Quando eu, finalmente, fui concebida, a quinta, de um casal que aguardava, ansiosamente, uma menina, foi uma coisa que “já não era sem tempo!”. Já andava pegando mal para os meus pais que essa tal menina que eles tanto prometeram, não vinha. Quatro meninos nasceram antes de mim. Três deles estão por aí, vivos e muito vivos e um deles, achando tudo aqui meio sem graça (não tiro a razão do pequeno Luíz!) foi-se (ou voltou?) assim que apareceu por aqui.
Com a nossa reputação de família parideira competente, era fundamental que essa menina chegasse, então, rezaram, rezamos, eu de lá, eles de cá e Deus, em sua infinita misericórdia, apressou as coisas para que eu viesse, para alívio e júbilo dos meus pais, A Cegonha deu uma passada de olhos e falou “Fui!”. Mas, sabe como são as coisas feitas às pressas…
Vim ao mundo faltando alguns pedaços. Não tenho quase nenhuma das “mulherices” recorrentes, por exemplo. Não acho a maternidade o centro da vida de toda mulher, acho ótimo o fato do meu marido ter alguém com quem ir no boteco de vez em quando, pra falar das suas coisas que, definitivamente, não me interessam, o mesmo vale para pornografia… Acho interessante saber o que o Milton Neves falou sobre o jogo do Vasco com o América e fora das mulherices/esposices, se um amigo meu chega vestido de mulher (como já aconteceu!) elogio a bolsa e só… Sou meio “amoral”. Não vejo graça na maioria das coisas “importantes pros outros” (casamentos, formaturas, saídas do armário) e vejo graça em outras, que ninguém vê. Me sobra tolerância pra coisas “Intoleráveis” e suporto outras que são “indigestas” e me irrito com coisas que são “tão naturais”. Tudo meio na contra-mão…
Não acredito que essas coisas sejam boas ou más para mim ou para os outros.
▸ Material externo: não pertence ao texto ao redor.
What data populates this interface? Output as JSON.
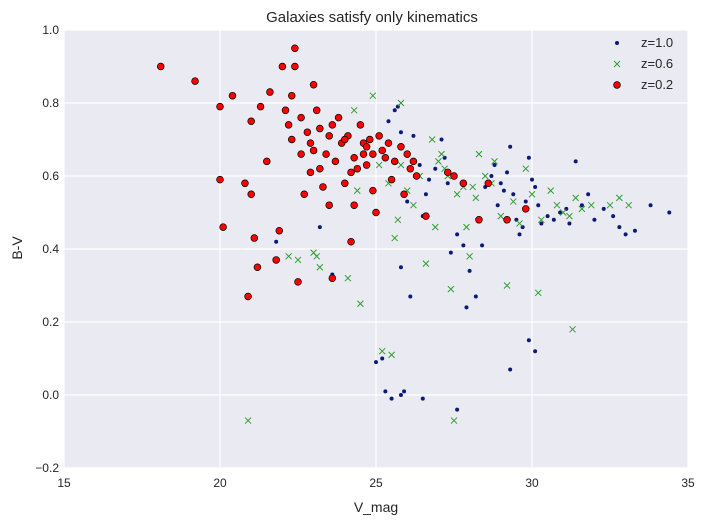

Não dou muita falta das peças que não tenho, mas tem uma peça que me falta que gera um certo espanto e polêmica, quando revelada: Não tenho saudade de porra nenhuma…
Penso em coisas e pessoas que passaram pela minha vida e nas coisas boas que elas trouxeram… Fico com uma cara de besta, sorrindo e penso no que fizemos juntas, no que elas me ensinaram, nas coisas que aprontamos juntas… Às vezes (muitas vezes!) penso nos meus mortos – que dá uma lista boa! – e no que vivemos e sinto orgulho, culpa, um ou outro arrependimento mas, acima de tudo, sinto-me privilegiada por ter passado por sua vida e, como crente que sou, sonho em um dia revê-los…
Agora, saudade, mesmo, saudosismo, aquela coisa de olhar pra trás e achar fodaparacai eu não acho… Sobre as pessoas (as vivas) que se foram, elas se foram. Ponto. As pessoas se vão… Você não serve, nem elas. Não serve como uma peça de roupa, mesmo, não no sentido de servir, de serviço… É linda mas… não serve! Não combina ou não cabe mais, ou ainda, não funciona com as que você usa hoje. Ou ainda, é você que não cabe mais no armário do outro. Ele redecorou o coração e você ficou meio fora. Enfim, não serve. O que serve, simplesmente, continua. Eu só preciso carregar aquilo que, realmente, preciso. Todo o resto, prefiro o novo, o que ainda não vi, o que me vai fazer mudar de idéia.
Detesto “Amigo Secreto”. Quanto mais “todo mundo da antiga vai tá lá”, menos eu gosto. Acho um saco isso… “Quando a gente tinha vinte anos bla bla bla”. Eu, particularmente, quando tinha vinte anos achava que sabia a porratoda e não sabia, sequer, que tinha vinte anos… Minha bunda e minha cabeça eram mais duras, sim e disso tenho, quase saudade… Não da bunda, mas da cabeça, daquela capacidade de me desapontar e surpreender com as coisas… Taí, uma coisa, pra se sentir saudade: “Não acredito!”. Ouvir coisas inacreditáveis e se surpreender com elas… E essa é, sim, uma coisa que o tempo leva. As coisas vão ficando bem repetitivas e previsíveis…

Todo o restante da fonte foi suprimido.